Social Media is the center of the world in the current decade. Many trends pop up every once in a while, and usually they are pretty wild. The recent social media trend of “Anti-Vax Parents” has blown up and brought us many memes and jokes. Anti-Vaccination Parents are parents who are against getting their children vaccinated for deadly illnesses such as polio and measles because they believe it is life-threatening or unhealthy.

The continuous yet morbid joke is that the children of anti-vax parents will not live very long. There are actual cases of children who have died due to their parents not getting them vaccinated. There are also rumors of teens sneaking out to the doctor to get vaccinated because their parents will not let them.

The origin of this interesting claim is from a discredited doctor named Andrew Wakefield.
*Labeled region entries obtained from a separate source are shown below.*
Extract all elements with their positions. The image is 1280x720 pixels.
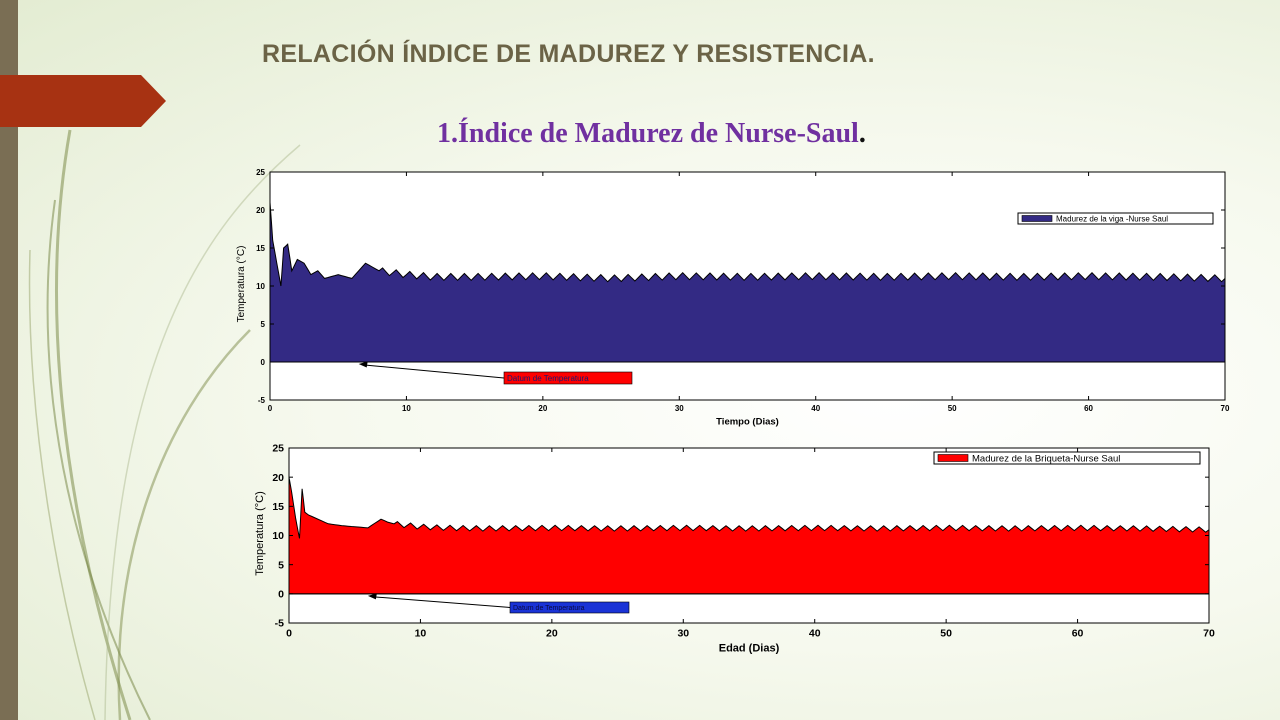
x-tick-label: 70 [1203, 628, 1215, 640]
x-tick-label: 40 [811, 404, 820, 413]
annotation-arrow [364, 364, 505, 379]
series-area [269, 202, 1226, 363]
legend-box [933, 451, 1201, 465]
x-axis-label: Tiempo (Dias) [716, 417, 779, 428]
subtitle-text: 1.Índice de Madurez de Nurse-Saul [437, 118, 859, 149]
series-area [288, 477, 1210, 595]
y-tick-label: 5 [261, 320, 266, 329]
y-tick-label: 10 [256, 282, 265, 291]
x-tick-label: 0 [268, 404, 273, 413]
slide-subtitle: 1.Índice de Madurez de Nurse-Saul. [437, 118, 866, 150]
decorative-swirl-lines [28, 129, 301, 720]
x-tick-label: 40 [809, 628, 821, 640]
legend-swatch [1021, 215, 1053, 222]
y-tick-label: -5 [275, 618, 284, 630]
y-axis-label: Temperatura (°C) [254, 491, 266, 575]
x-tick-label: 60 [1084, 404, 1093, 413]
y-tick-label: 25 [256, 168, 265, 177]
x-tick-label: 10 [402, 404, 411, 413]
y-tick-label: 15 [256, 244, 265, 253]
legend-box [1017, 212, 1214, 225]
y-tick-label: -5 [258, 396, 266, 405]
y-tick-label: 20 [256, 206, 265, 215]
title-accent-tab [0, 75, 166, 127]
y-tick-label: 20 [272, 472, 284, 484]
annotation-arrowhead [358, 361, 368, 368]
slide-title: RELACIÓN ÍNDICE DE MADUREZ Y RESISTENCIA… [262, 40, 875, 68]
x-tick-label: 50 [940, 628, 952, 640]
y-tick-label: 15 [272, 501, 284, 513]
annotation-arrow [373, 596, 511, 608]
x-axis-label: Edad (Dias) [719, 643, 780, 655]
x-tick-label: 70 [1221, 404, 1230, 413]
annotation-label: Datum de Temperatura [507, 374, 589, 383]
legend-label: Madurez de la viga -Nurse Saul [1056, 215, 1168, 224]
y-tick-label: 25 [272, 443, 284, 455]
x-tick-label: 20 [546, 628, 558, 640]
x-tick-label: 60 [1072, 628, 1084, 640]
x-tick-label: 30 [677, 628, 689, 640]
x-tick-label: 20 [538, 404, 547, 413]
annotation-label: Datum de Temperatura [513, 605, 585, 612]
x-tick-label: 30 [675, 404, 684, 413]
y-tick-label: 0 [278, 589, 284, 601]
subtitle-period: . [858, 118, 866, 149]
y-axis-label: Temperatura (°C) [236, 246, 247, 323]
left-accent-bar [0, 0, 18, 720]
y-tick-label: 0 [261, 358, 266, 367]
x-tick-label: 50 [948, 404, 957, 413]
annotation-arrowhead [367, 593, 377, 600]
legend-swatch [937, 454, 969, 462]
annotation-box [503, 371, 633, 385]
legend-label: Madurez de la Briqueta-Nurse Saul [972, 454, 1120, 465]
y-tick-label: 10 [272, 530, 284, 542]
x-tick-label: 0 [286, 628, 292, 640]
x-tick-label: 10 [415, 628, 427, 640]
annotation-box [509, 601, 630, 614]
y-tick-label: 5 [278, 559, 284, 571]
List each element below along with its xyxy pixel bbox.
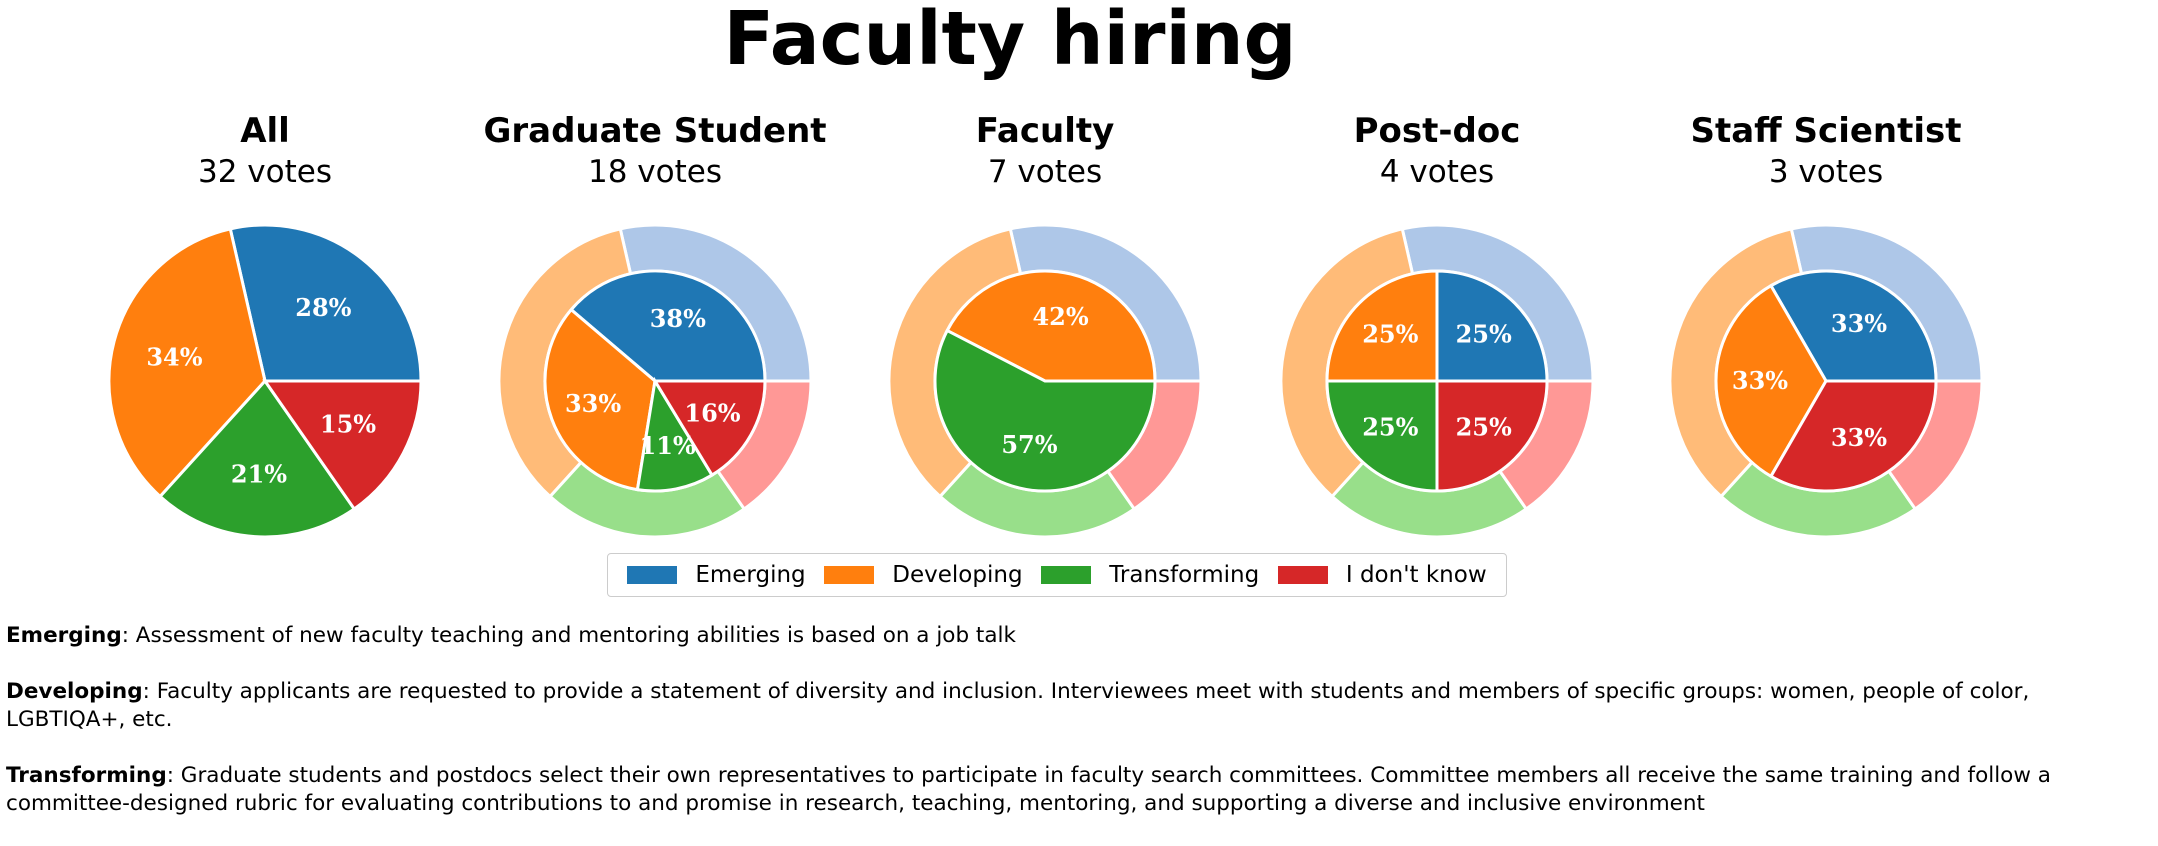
slice-label: 38% <box>650 304 706 333</box>
slice-emerging <box>1768 269 1938 383</box>
slice-label: 25% <box>1362 413 1418 442</box>
slice-label: 28% <box>295 293 351 322</box>
legend-label: Emerging <box>695 562 806 588</box>
slice-label: 42% <box>1032 302 1088 331</box>
slice-label: 15% <box>320 409 376 438</box>
slice-emerging <box>569 269 767 383</box>
definition-paragraph: Emerging: Assessment of new faculty teac… <box>6 622 2152 650</box>
legend-label: Developing <box>892 562 1023 588</box>
definitions: Emerging: Assessment of new faculty teac… <box>6 622 2152 846</box>
slice-label: 25% <box>1362 319 1418 348</box>
slice-developing <box>945 269 1157 383</box>
slice-label: 33% <box>1732 366 1788 395</box>
slice-emerging <box>1435 269 1549 383</box>
slice-label: 57% <box>1001 430 1057 459</box>
pie-subtitle: 3 votes <box>1769 154 1883 190</box>
slice-label: 33% <box>565 389 621 418</box>
slice-label: 33% <box>1831 309 1887 338</box>
legend-swatch <box>824 566 875 584</box>
legend-swatch <box>1041 566 1092 584</box>
pie-subtitle: 18 votes <box>588 154 722 190</box>
slice-label: 25% <box>1456 319 1512 348</box>
legend-swatch <box>627 566 678 584</box>
slice-i-don-t-know <box>652 379 767 478</box>
definition-term: Transforming <box>6 763 167 788</box>
legend-item: Emerging <box>627 562 806 588</box>
slice-transforming <box>933 328 1157 493</box>
pie-subtitle: 32 votes <box>198 154 332 190</box>
pie-subtitle: 7 votes <box>988 154 1102 190</box>
pie-title: Staff Scientist <box>1690 111 1961 151</box>
definition-paragraph: Developing: Faculty applicants are reque… <box>6 678 2152 734</box>
definition-text: : Assessment of new faculty teaching and… <box>121 623 1016 648</box>
definition-text: : Graduate students and postdocs select … <box>6 763 2051 816</box>
legend-label: Transforming <box>1109 562 1260 588</box>
slice-i-don-t-know <box>1768 379 1938 493</box>
slice-label: 16% <box>684 398 740 427</box>
slice-label: 25% <box>1456 413 1512 442</box>
slice-label: 34% <box>146 342 202 371</box>
slice-i-don-t-know <box>1435 379 1549 493</box>
pie-title: Post-doc <box>1354 111 1521 151</box>
slice-developing <box>543 307 657 492</box>
slice-emerging <box>228 223 423 383</box>
pie-title: All <box>240 111 290 151</box>
slice-i-don-t-know <box>262 379 423 512</box>
slice-developing <box>1714 283 1828 479</box>
pie-title: Graduate Student <box>483 111 826 151</box>
legend: Emerging Developing Transforming I don't kn… <box>607 553 1507 597</box>
slice-developing <box>1325 269 1439 383</box>
legend-item: Developing <box>824 562 1023 588</box>
main-title: Faculty hiring <box>723 0 1297 82</box>
legend-swatch <box>1277 566 1328 584</box>
definition-text: : Faculty applicants are requested to pr… <box>6 679 2030 732</box>
slice-developing <box>107 227 267 499</box>
slice-transforming <box>1325 379 1439 493</box>
slice-label: 21% <box>231 459 287 488</box>
legend-item: Transforming <box>1041 562 1259 588</box>
definition-paragraph: Transforming: Graduate students and post… <box>6 762 2152 818</box>
legend-label: I don't know <box>1345 562 1487 588</box>
slice-transforming <box>635 376 715 493</box>
pie-subtitle: 4 votes <box>1380 154 1494 190</box>
slice-label: 11% <box>640 431 696 460</box>
definition-term: Emerging <box>6 623 122 648</box>
legend-item: I don't know <box>1277 562 1487 588</box>
slice-label: 33% <box>1831 423 1887 452</box>
pie-title: Faculty <box>976 111 1115 151</box>
slice-transforming <box>158 378 357 539</box>
definition-term: Developing <box>6 679 143 704</box>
In 1992, he was the lead author of a research paper saying that there was a connection between the measles, mumps and rubella vaccine with autism. After the paper was published, no other researchers were able to find any connection between vaccines and autism to confirm his hypothesis. Wakefield still continues to defend his claims and in 2015 he publicly repeated the claims.

He refused to back down from his assertions even though—as stated by a British Administrative Court Justice—"There is now no respectable body of opinion which supports Dr. Wakefield's hypothesis, that MMR vaccine and autism are causally linked"

Even though Wakefield’s claims have been disproven many times, some parents still believe that vaccines make children more susceptible to other health issues. This has led to society ridiculing these people and presenting them as illogical.

Also, GoFundMe, a website where people can donate to causes posted by various people, has banned anti-vaxx campaigns. This goes to show just how humored these Anti-Vaxx people are in the eyes of everyone else.

On top of that, a 4-year-old boy died of the flu. The boy may or may not have been vaccinated, but by chance, he got very sick. After his death, his mother found several awful comments from anti-vaxxers saying she had let her son die or that she was lying about the whole thing. Apparently, this has happened to mothers everywhere, and anti-vaxxers attacked a large majority of them online. A mother of a 2-year-old boy, who also died of the flu, was also attacked. She has been promoting vaccines and making people wary of illnesses ever since.

She says "I know that these people are really trying to hurt me, and I understand that the reason they're doing it is because they want me to stop."